An exhibition at the Musée Barbier-Mueller in Geneva brings together the mysterious sculptures with indigenous art worldwide and documents the investigation to identify the French creator
In 1939, strange sculptures appeared on the Paris antiquities market. Possessing a boundless curiosity, Josef Müller, the founder of today’s Barbier-Mueller collection on display at the eponymous museum, could not fail to be drawn to these basalt creations, and he acquired an entire lot of them.
Jean Dubuffet met them in 1945 in the studio of the Japanese pedestal maker Inagaki. Fascinated by these strange creations with a striking family resemblance, he baptized them all “Barbus Müller”, probably after the beard that certain pieces sport and the name of Josef Müller, who had acquired the greatest number of them.
Dubuffet published them in a small leaflet containing the founding text on his concept of Art Brut (reissued as an insert in the exhibition catalogue).
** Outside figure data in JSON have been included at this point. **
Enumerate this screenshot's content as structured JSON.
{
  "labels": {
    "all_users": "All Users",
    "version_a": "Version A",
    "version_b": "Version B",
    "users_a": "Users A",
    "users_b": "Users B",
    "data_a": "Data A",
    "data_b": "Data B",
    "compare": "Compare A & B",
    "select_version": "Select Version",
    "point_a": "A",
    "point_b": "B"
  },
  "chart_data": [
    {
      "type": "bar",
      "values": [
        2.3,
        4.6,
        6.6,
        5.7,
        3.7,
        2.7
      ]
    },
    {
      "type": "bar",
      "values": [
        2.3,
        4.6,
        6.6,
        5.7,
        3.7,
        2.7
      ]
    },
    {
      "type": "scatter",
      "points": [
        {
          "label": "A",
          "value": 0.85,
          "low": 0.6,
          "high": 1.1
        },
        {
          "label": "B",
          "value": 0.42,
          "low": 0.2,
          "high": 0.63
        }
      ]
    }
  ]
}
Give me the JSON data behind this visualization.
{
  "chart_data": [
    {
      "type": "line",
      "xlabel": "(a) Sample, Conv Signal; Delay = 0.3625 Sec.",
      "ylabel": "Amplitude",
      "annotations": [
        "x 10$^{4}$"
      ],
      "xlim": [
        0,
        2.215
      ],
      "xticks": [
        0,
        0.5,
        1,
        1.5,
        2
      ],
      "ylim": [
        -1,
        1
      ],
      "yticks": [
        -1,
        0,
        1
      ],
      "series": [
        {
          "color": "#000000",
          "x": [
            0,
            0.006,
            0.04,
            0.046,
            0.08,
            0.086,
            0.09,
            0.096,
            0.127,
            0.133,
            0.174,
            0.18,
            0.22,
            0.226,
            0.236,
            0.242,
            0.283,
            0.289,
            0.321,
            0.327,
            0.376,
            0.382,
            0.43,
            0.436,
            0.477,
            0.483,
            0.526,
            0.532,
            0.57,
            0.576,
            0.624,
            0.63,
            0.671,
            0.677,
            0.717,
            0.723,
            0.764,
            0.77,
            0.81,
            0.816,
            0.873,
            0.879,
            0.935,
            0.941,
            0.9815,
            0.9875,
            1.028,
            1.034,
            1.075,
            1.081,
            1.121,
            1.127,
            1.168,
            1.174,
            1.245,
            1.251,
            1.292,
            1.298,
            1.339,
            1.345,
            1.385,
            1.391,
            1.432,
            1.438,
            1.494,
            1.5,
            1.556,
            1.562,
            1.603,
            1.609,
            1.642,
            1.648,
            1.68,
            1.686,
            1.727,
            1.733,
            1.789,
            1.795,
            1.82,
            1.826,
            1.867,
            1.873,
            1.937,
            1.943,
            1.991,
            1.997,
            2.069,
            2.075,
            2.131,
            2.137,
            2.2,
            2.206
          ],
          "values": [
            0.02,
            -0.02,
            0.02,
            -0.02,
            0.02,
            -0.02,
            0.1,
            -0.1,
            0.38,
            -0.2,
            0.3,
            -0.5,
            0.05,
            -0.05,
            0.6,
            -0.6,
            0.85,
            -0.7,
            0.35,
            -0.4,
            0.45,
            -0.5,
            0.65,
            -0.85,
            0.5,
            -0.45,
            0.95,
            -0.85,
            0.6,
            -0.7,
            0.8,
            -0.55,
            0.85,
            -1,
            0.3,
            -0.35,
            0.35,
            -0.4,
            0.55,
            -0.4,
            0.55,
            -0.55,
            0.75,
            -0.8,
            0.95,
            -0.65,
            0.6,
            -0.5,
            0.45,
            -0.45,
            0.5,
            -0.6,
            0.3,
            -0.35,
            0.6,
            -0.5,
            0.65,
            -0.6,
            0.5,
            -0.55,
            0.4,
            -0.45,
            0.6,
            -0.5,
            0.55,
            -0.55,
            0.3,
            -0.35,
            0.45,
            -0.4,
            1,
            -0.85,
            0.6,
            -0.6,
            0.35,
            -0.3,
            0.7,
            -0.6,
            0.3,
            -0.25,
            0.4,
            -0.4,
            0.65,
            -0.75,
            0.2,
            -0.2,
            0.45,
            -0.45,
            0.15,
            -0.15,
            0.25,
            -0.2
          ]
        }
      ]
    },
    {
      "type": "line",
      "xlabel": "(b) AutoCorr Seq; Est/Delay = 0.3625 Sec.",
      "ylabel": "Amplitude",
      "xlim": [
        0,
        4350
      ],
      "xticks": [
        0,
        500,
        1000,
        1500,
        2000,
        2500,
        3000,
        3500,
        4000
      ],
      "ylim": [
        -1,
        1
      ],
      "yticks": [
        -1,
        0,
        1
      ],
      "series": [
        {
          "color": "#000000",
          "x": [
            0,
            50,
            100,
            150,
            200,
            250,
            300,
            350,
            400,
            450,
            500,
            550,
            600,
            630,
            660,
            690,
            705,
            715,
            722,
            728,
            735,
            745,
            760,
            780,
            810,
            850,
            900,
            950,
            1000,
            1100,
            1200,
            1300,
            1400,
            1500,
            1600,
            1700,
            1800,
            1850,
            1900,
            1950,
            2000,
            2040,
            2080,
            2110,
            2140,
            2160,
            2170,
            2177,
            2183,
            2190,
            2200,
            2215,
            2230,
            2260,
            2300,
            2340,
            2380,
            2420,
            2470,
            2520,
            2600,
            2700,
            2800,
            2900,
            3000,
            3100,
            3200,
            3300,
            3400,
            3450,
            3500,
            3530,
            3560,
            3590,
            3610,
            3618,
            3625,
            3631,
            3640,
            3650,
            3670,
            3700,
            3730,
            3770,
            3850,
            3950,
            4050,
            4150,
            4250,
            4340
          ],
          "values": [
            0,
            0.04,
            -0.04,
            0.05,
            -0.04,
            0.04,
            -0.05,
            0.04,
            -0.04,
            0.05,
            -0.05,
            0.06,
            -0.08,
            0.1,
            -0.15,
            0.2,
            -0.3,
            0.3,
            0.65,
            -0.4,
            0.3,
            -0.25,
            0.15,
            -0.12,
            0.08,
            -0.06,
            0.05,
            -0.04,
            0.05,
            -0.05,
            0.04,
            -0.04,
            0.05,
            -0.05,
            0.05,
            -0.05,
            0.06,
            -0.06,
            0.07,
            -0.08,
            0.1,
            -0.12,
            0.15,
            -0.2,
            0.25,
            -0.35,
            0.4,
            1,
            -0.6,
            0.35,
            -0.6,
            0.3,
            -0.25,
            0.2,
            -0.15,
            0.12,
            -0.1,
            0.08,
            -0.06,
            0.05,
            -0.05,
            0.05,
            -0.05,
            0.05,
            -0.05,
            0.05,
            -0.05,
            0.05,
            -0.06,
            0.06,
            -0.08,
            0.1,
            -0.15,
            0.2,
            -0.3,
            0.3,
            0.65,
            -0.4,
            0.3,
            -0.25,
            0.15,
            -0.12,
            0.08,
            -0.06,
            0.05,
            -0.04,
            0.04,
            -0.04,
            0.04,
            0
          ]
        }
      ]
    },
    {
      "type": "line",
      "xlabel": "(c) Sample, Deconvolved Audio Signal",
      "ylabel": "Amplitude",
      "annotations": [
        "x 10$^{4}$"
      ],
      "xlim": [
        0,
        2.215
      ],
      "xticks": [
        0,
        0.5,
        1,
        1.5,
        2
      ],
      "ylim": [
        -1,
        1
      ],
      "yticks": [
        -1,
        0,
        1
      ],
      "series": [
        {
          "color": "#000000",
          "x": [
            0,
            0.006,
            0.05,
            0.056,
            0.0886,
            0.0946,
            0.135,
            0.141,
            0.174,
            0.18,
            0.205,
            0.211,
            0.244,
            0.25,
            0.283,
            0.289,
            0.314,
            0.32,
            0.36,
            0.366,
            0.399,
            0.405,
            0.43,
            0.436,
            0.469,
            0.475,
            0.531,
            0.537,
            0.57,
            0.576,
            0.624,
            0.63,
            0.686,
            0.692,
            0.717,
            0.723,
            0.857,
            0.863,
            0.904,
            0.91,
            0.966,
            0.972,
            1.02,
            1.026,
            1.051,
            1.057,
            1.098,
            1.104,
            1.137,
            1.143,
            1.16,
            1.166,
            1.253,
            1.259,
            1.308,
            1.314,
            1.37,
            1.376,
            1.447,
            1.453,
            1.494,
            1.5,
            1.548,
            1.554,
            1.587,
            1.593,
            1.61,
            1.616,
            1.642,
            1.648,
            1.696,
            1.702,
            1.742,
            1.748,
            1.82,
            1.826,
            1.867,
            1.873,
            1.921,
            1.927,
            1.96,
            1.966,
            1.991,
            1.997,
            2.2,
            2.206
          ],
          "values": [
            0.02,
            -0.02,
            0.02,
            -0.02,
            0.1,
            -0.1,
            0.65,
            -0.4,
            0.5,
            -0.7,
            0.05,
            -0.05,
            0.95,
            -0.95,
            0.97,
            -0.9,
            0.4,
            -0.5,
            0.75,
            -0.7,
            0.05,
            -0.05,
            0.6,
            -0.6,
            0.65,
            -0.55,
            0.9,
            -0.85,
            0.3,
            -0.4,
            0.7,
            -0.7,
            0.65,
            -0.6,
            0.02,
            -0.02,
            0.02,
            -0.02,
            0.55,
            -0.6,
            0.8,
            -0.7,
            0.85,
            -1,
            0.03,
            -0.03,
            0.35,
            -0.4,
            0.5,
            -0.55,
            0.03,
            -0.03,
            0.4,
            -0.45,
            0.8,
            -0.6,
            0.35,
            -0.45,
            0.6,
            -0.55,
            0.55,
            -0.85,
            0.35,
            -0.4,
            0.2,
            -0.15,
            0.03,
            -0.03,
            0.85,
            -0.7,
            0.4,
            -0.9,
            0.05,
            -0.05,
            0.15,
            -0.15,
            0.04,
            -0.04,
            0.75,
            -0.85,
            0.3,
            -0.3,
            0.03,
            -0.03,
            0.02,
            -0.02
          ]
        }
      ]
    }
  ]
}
He also organized an exhibition in 1947 at the Foyer de l’Art Brut in Paris.
Nothing was known about these statues, al with less than 1 m height. When Josef Müller acquired them, they were described as “Celtic heads in stone, Vendée”, but various provenances were attributed to them over time, including the Americas and Oceania.
The riddle now appears to be solved. Thanks to a detailed study conducted by Bruno Montpied, a writer, painter, filmmaker, researcher, and emissary of Art Brut and spontaneous arts, the identity of the sculptor has been revealed (for some of these Barbus Müller, at least): They are the work of a peasant-artist named Antoine Rabany (1844–1919). In 1907, he stared as a self-taught sculptor, maybe inspired by art he had seen during his military service in North Africa or by the figures at a cemetery chapel in the Auvergne close to where he lived. Between 1907 and 1919, he may have created about 50 works.
The exhibition shows some twenty Barbus Müllers (not all of which are definitely by Rabany) from the museum’s collection and from private and public lenders. They are juxtaposed with works from faraway cultures to assess the resemblances and differences. Documented is also the investigation by Bruno Montpied.
From September 08, 2020, to February 28, 2021, the Musée d’ethnographie in Geneva hosts the exhibition “Jean Dubuffet, a barbarian in Europe”. Its focus will be on the Dubuffet’s visit to post-war Switzerland, a decisive journey in defining his idea of the “Art Brut”.